Los colegios electorales de Brasil cerraron sus puertas este domingo para la segunda vuelta de los comicios, en los que 156,4 millones de brasileños estaban convocados para elegir presidente y 12 de los 27 gobernadores del país.

El exmandatario Luiz Inácio Lula da Silva y el actual gobernante Jair Bolsonaro se miden en un balotaje que ha transcurrido con “absoluta tranquilidad, seguridad y paz”, según afirmaron las autoridades electorales.

Los colegios cerraron oficialmente a las 17.00 hora local (20.00 GMT), aunque las votaciones podrán continuar más allá de ese horario en los centros donde haya filas de electores, que en esta ocasión han sido menores que en la primera vuelta.

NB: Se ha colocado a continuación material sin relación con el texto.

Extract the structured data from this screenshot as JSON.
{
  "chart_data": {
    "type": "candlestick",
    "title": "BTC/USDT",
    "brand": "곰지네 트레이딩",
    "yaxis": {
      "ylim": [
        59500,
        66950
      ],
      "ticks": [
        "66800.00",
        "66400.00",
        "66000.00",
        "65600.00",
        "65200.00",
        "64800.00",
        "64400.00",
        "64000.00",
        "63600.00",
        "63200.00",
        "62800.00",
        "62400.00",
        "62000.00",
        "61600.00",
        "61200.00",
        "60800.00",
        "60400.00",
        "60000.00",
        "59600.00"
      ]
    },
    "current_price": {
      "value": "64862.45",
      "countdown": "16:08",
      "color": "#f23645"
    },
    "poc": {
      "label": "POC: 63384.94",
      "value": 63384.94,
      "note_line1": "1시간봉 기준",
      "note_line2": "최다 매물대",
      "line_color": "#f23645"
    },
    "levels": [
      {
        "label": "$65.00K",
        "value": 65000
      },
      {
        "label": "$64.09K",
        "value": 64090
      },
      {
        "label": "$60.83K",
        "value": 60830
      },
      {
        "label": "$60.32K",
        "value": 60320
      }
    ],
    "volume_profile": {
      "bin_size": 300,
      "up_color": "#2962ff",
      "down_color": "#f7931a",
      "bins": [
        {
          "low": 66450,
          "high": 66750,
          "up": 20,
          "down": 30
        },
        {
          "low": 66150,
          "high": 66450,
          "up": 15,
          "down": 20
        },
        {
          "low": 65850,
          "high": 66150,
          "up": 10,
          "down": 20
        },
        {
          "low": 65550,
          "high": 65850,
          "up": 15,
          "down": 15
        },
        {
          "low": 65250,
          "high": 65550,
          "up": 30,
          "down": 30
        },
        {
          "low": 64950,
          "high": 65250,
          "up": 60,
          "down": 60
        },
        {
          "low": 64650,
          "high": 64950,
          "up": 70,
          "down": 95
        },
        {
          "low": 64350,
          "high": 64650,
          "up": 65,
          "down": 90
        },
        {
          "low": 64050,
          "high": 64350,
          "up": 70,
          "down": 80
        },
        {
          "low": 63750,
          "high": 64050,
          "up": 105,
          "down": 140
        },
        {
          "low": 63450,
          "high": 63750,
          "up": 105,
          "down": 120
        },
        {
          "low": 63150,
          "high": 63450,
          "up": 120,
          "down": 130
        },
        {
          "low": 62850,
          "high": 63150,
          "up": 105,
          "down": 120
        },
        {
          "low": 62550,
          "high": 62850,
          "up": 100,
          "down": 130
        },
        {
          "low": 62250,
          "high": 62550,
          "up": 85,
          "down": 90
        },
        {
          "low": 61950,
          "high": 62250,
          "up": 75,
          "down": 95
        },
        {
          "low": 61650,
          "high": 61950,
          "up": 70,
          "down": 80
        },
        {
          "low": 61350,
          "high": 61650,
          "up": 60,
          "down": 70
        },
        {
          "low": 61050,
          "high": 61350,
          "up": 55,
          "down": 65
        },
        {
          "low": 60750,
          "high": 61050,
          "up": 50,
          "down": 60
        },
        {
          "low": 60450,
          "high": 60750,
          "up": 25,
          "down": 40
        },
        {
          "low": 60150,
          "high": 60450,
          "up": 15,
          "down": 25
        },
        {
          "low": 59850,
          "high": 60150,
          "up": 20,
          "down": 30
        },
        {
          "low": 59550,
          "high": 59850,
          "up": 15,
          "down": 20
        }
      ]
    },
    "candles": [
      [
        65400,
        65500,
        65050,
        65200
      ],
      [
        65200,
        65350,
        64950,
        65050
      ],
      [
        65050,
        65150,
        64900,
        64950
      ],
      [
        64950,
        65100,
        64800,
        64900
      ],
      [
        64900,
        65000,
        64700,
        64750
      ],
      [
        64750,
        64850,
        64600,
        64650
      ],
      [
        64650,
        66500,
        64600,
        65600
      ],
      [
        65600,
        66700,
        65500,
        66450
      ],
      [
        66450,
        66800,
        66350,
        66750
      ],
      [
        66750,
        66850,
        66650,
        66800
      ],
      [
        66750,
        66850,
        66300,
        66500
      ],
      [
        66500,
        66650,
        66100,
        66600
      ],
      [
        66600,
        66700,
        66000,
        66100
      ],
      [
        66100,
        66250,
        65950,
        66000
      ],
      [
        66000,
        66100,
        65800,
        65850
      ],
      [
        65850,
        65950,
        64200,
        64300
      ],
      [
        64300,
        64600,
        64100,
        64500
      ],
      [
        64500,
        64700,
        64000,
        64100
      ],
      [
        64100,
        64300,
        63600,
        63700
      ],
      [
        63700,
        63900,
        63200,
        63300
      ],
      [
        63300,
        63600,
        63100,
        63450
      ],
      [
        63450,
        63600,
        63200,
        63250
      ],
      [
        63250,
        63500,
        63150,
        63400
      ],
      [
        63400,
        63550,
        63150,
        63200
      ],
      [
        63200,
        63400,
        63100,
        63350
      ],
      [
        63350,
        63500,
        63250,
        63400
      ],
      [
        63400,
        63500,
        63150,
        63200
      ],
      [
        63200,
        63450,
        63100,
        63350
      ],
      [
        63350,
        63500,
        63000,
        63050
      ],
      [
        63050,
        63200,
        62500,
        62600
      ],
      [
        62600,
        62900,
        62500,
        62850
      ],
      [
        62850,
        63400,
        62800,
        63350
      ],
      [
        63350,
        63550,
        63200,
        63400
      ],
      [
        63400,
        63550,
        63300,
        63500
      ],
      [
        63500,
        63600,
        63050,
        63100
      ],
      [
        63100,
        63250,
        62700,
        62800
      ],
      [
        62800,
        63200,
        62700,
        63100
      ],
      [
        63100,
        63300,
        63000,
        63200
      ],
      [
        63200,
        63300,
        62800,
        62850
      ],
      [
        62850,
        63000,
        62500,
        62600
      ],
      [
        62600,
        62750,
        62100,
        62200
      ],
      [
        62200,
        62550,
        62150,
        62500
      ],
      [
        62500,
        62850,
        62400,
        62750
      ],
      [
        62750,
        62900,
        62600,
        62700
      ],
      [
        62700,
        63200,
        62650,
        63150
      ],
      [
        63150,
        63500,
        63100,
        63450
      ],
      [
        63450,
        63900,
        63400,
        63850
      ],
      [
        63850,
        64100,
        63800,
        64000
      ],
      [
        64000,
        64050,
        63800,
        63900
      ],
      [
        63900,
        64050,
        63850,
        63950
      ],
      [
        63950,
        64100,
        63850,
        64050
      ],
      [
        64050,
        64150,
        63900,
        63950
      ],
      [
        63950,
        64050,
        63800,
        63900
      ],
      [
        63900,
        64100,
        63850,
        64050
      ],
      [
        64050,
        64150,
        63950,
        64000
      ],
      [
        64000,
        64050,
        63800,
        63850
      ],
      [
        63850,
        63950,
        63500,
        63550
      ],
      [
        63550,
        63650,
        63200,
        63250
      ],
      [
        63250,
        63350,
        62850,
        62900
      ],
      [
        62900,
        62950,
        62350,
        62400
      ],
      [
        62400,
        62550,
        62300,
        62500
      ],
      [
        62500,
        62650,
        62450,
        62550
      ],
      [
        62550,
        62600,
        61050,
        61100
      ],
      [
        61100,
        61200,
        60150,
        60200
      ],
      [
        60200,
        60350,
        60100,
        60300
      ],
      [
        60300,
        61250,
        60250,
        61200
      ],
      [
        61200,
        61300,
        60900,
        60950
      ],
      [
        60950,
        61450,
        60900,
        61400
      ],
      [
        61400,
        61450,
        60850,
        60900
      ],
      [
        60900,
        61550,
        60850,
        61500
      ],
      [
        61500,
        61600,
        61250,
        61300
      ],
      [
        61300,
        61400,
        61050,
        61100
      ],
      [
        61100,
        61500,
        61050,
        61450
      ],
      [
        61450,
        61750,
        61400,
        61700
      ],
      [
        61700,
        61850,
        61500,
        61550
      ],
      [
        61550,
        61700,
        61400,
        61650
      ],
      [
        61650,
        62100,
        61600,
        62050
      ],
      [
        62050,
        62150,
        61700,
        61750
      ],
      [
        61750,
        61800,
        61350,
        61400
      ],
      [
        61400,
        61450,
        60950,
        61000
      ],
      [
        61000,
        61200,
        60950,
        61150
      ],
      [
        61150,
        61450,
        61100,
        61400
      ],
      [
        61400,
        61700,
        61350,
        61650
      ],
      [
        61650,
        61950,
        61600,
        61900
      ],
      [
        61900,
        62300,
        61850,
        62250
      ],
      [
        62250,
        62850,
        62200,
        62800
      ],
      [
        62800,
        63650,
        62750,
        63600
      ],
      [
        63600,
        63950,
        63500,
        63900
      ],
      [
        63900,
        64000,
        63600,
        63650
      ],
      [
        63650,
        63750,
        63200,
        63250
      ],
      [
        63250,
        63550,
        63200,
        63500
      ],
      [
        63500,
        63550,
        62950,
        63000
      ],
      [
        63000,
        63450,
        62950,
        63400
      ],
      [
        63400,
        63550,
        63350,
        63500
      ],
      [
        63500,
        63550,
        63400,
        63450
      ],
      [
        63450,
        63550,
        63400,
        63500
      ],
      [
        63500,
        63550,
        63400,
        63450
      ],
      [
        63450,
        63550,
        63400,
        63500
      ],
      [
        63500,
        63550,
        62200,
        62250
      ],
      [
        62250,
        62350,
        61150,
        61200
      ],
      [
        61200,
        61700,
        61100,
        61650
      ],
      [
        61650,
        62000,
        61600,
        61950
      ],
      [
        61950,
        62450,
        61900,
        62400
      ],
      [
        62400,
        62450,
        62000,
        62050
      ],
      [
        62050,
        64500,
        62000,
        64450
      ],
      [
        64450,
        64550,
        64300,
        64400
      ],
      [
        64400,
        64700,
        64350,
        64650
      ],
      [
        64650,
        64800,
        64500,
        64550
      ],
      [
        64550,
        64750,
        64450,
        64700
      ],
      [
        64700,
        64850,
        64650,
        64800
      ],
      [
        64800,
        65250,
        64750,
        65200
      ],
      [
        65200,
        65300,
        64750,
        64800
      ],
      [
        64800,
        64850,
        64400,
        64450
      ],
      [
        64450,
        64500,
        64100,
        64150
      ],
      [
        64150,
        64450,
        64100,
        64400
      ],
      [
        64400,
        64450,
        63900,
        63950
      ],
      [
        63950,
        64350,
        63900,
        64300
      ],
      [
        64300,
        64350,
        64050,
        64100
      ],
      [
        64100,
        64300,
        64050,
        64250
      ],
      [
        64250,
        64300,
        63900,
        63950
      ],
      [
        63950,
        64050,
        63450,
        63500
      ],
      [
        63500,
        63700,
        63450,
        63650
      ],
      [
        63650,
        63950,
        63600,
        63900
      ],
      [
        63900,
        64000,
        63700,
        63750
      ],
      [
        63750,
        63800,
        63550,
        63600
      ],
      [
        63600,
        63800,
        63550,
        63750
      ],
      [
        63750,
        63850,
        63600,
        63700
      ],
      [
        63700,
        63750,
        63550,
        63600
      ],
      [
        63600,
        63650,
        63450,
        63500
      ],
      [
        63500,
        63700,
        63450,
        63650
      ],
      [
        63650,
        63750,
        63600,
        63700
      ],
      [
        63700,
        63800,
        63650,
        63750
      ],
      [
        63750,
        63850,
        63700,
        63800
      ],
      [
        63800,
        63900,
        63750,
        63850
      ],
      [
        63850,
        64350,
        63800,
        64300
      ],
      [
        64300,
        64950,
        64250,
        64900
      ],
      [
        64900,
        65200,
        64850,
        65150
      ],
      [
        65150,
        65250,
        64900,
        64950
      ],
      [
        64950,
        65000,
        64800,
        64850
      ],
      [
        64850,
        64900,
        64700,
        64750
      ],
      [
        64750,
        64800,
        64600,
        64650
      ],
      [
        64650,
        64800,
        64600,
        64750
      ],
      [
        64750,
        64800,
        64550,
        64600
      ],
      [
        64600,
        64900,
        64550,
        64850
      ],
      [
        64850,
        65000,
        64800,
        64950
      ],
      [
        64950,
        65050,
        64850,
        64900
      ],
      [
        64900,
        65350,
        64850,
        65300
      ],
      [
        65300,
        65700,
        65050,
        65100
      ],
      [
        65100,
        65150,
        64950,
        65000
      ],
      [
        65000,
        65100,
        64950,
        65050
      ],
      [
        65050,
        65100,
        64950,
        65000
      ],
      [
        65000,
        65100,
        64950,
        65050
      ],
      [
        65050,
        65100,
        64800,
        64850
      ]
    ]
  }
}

Polémica por controles en las rutas

El presidente del Tribunal Superior Electoral (TSE), Alexandre de Moraes, afirmó este domingo que los retenes policiales en diversas carreteras del país en medio de las votaciones no han impedido que los electores ejerzan su derecho, aún así, garantizó que ya fueron suspendidas.

“En algunos casos eso retardó la llegada de los electores, pero en ningún caso impidió que puedan votar”, declaró el magistrado en una rueda de prensa, en referencia a una denuncia de la campaña del expresidente Luiz Inácio Lula da Silva, favorito para ganar este domingo frente al presidente Jair Bolsonaro.

Según la campaña de Lula, esos retenes policiales fueron sobre todo en el noreste del país, el mayor fortín político del candidato progresista, lo cual fue documentado por numerosos videos que circularon en las redes sociales.